Lina Ben Mhenni : « Nous poursuivrons ton combat »
Plusieurs centaines de personnes ont convergé vers le cimetière du Djellaz, au sud de Tunis, pour un ultime adieu à Lina Ben Mhenni, qui a succombé à une longue maladie à l’âge de 36 ans. Compagnons de lutte, activistes, blogueurs, journalistes, militants et anonymes ont accompagné la dépouille au son des slogans révolutionnaires.
La blogueuse et activiste était devenue une des figures de la Révolution tunisienne, en relayant la contestation des régions marginalisées du pays dès les prémices du mouvement populaire qui allait emporter le régime de Zine El Abidine Ben Ali en janvier 2011. Malgré une santé fragile, elle avait continué à militer bien après la fin de la dictature, participant à tous les grands mouvements pour les droits humains, économiques et sociaux, et surtout contre l’impunité des anciens tortionnaires et responsables politiques corrompus. Lina avait même un temps été pressentie pour le prix Nobel de la paix en tant que figure du Printemps arabe.
Bravant l’interdit tacite en islam, les femmes étaient nombreuses à assister aux funérailles de l’une des icônes de la révolution ; certaines portant même le cercueil en scandant « Lina, repose-toi ; nous poursuivons ton combat ».
La longue procession entre la mosquée et la tombe s’est faite sous les applaudissements de la foule et les slogans révolutionnaires à peine entrecoupés par hymne national, qui avait déjà remplacé les traditionnelles incantations religieuses. Juste derrière le cercueil, son père Sadok Ben Mhenni accuse le coup.
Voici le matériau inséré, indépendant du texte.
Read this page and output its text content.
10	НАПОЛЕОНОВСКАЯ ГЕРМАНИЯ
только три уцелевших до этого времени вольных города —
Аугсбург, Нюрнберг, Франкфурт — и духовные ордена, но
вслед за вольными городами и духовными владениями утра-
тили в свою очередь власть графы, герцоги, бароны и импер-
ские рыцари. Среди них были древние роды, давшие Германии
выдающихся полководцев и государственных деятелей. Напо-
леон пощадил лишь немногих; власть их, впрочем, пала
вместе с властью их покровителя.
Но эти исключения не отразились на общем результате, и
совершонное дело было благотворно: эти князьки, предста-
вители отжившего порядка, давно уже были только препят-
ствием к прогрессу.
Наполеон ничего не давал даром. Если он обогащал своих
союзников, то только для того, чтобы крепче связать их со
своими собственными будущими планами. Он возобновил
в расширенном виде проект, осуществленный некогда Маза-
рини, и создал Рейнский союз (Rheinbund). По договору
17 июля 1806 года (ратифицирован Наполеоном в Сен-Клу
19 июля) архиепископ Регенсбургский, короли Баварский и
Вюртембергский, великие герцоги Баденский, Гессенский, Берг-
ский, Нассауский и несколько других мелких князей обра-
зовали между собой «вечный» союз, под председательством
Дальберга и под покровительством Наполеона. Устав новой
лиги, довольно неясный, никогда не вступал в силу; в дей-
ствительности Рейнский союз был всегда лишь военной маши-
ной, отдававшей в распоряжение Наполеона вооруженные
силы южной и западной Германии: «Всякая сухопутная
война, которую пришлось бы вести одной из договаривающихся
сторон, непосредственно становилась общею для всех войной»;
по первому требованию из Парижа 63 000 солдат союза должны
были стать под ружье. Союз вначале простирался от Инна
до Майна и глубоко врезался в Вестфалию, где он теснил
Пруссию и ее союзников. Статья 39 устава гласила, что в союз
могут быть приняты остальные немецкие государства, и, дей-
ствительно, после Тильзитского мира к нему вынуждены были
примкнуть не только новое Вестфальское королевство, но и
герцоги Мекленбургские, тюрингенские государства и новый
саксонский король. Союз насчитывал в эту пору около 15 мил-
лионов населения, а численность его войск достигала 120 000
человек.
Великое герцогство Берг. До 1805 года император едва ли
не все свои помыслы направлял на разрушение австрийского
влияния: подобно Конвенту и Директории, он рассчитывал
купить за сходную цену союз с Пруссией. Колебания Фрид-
L’ancien prisonnier politique marche avec peine et en silence malgré les nombreuses marques d’affection.
Panthéon révolutionnaire
Fait rare, les oraisons funèbres ont également été prononcées par des femmes et ont salué « une âme libre et patriote ». Yosra Frawes, présidente de l’Association tunisienne des femmes démocrates a ainsi égrené les nombreux combats auxquels avait pris part la jeune militante et les slogans qui ont marqué la période révolutionnaire et postrévolutionnaire : « Travail, liberté et dignité », « je ne pardonne pas », « moi aussi, j’ai brûlé un commissariat », ou encore « nous n’oublions pas », en référence aux exactions de l’ancien régime que l’ancien président Béji Caid Essebsi avait été accusé de vouloir blanchir.
Dans l’audience, on compare déjà Lina avec les autres grandes figures tunisiennes récemment décédées, la faisant ainsi entrer dans une sorte de panthéon révolutionnaire : les leaders de la gauche Chokri Belaid et Mohamed Brahmi, assassinés en 2013, la journaliste et syndicaliste Nejiba Hamrouni, le poète engagé Sghaier Ouled Ahmed, la militante et femme politique Maya Jeribi ou encore le journaliste Sofiene Chourabi, disparu dans des circonstances mystérieuses en Libye depuis 2014.